Moreover, these remote workers will often be able to enjoy a similar or better lifestyle at a cheaper cost. For a home of a similar size and standard, the rent or mortgage they will pay should be nowhere near what they used to pay in capital cities, where they were forced to live when commuting five times a week to the office. In other words, by making a regional move, they will release the financial pressure and allow themselves to purchase a home without sacrificing their quality of life and even improving it.
For these reasons, towns like Noosa on the Sunshine Coast, Bangalow near Byron Bay or Wollongong and Thirroul in the Illawarra region have experienced a boom since the start of the Covid-19 era. One of the LJ Hooker offices that operate in NSW’s Central Coast region has reported that approximately 90% of enquiries now come from Sydneysiders. In comparison, it only used to be 50% before Covid-19.
Local governments in regional areas have also been quick to see the emerging trend of more people looking to the regions. They are actively providing support and even financial incentives in some cases for businesses to set up within their local towns and regions.

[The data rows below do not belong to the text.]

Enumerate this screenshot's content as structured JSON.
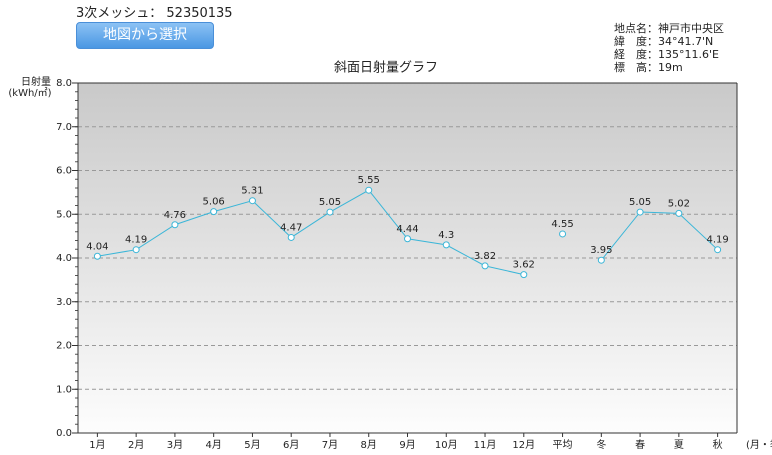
{
  "header": {
    "mesh": "3次メッシュ： 52350135",
    "button": "地図から選択",
    "info": [
      "地点名：神戸市中央区",
      "緯　度：34°41.7'N",
      "経　度：135°11.6'E",
      "標　高：19m"
    ]
  },
  "chart_data": {
    "type": "line",
    "title": "斜面日射量グラフ",
    "y_label": "日射量",
    "y_unit": "(kWh/㎡)",
    "x_label": "(月・季)",
    "categories": [
      "1月",
      "2月",
      "3月",
      "4月",
      "5月",
      "6月",
      "7月",
      "8月",
      "9月",
      "10月",
      "11月",
      "12月",
      "平均",
      "冬",
      "春",
      "夏",
      "秋"
    ],
    "values": [
      4.04,
      4.19,
      4.76,
      5.06,
      5.31,
      4.47,
      5.05,
      5.55,
      4.44,
      4.3,
      3.82,
      3.62,
      4.55,
      3.95,
      5.05,
      5.02,
      4.19
    ],
    "color": "#3bb6d8",
    "ylim": [
      0,
      8
    ],
    "yticks": [
      {
        "value": 0,
        "label": "0.0"
      },
      {
        "value": 1,
        "label": "1.0"
      },
      {
        "value": 2,
        "label": "2.0"
      },
      {
        "value": 3,
        "label": "3.0"
      },
      {
        "value": 4,
        "label": "4.0"
      },
      {
        "value": 5,
        "label": "5.0"
      },
      {
        "value": 6,
        "label": "6.0"
      },
      {
        "value": 7,
        "label": "7.0"
      },
      {
        "value": 8,
        "label": "8.0"
      }
    ],
    "grid": true
  }
}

The construction industry to cater for new lifestyles
The construction industry will need to consider the layouts of apartments and houses to cater for work from home and schooling arrangements. Indeed, with new work habits and lifestyle also come new ways of thinking about the home.
After having experienced one or more lockdowns, Australians now want more space in their home and might favour houses over apartments. This often means looking for a place with an extra room to use as an office space. Likewise, dedicated work areas or built-in desks have been in high demand, and this trend should only increase in 2021. Granny flats should also be booming. They appear to be the perfect home office, as they make it easier to keep some boundary between work and personal life.
The good news is that the recent tax cuts that came with the new Federal Budget will provide households with more money in their back pocket. This extra cash will contribute to helping them achieve their renovation or expansion projects. It will also benefit the ones looking at taking a loan to upgrade by increasing their borrowing capacity.
Thanks to government incentives and stimulus measures encouraging them into the market, 2021 should also see first home buyers activity peak. The record-low interest rates, as well as the extension of the First Home Loan Deposit Scheme (which allows eligible applicants to build or purchase a newly constructed home with a deposit of as little as 5%) to offer an additional 10,000 guarantees in 2020-21, will put them in a favorable position to leap.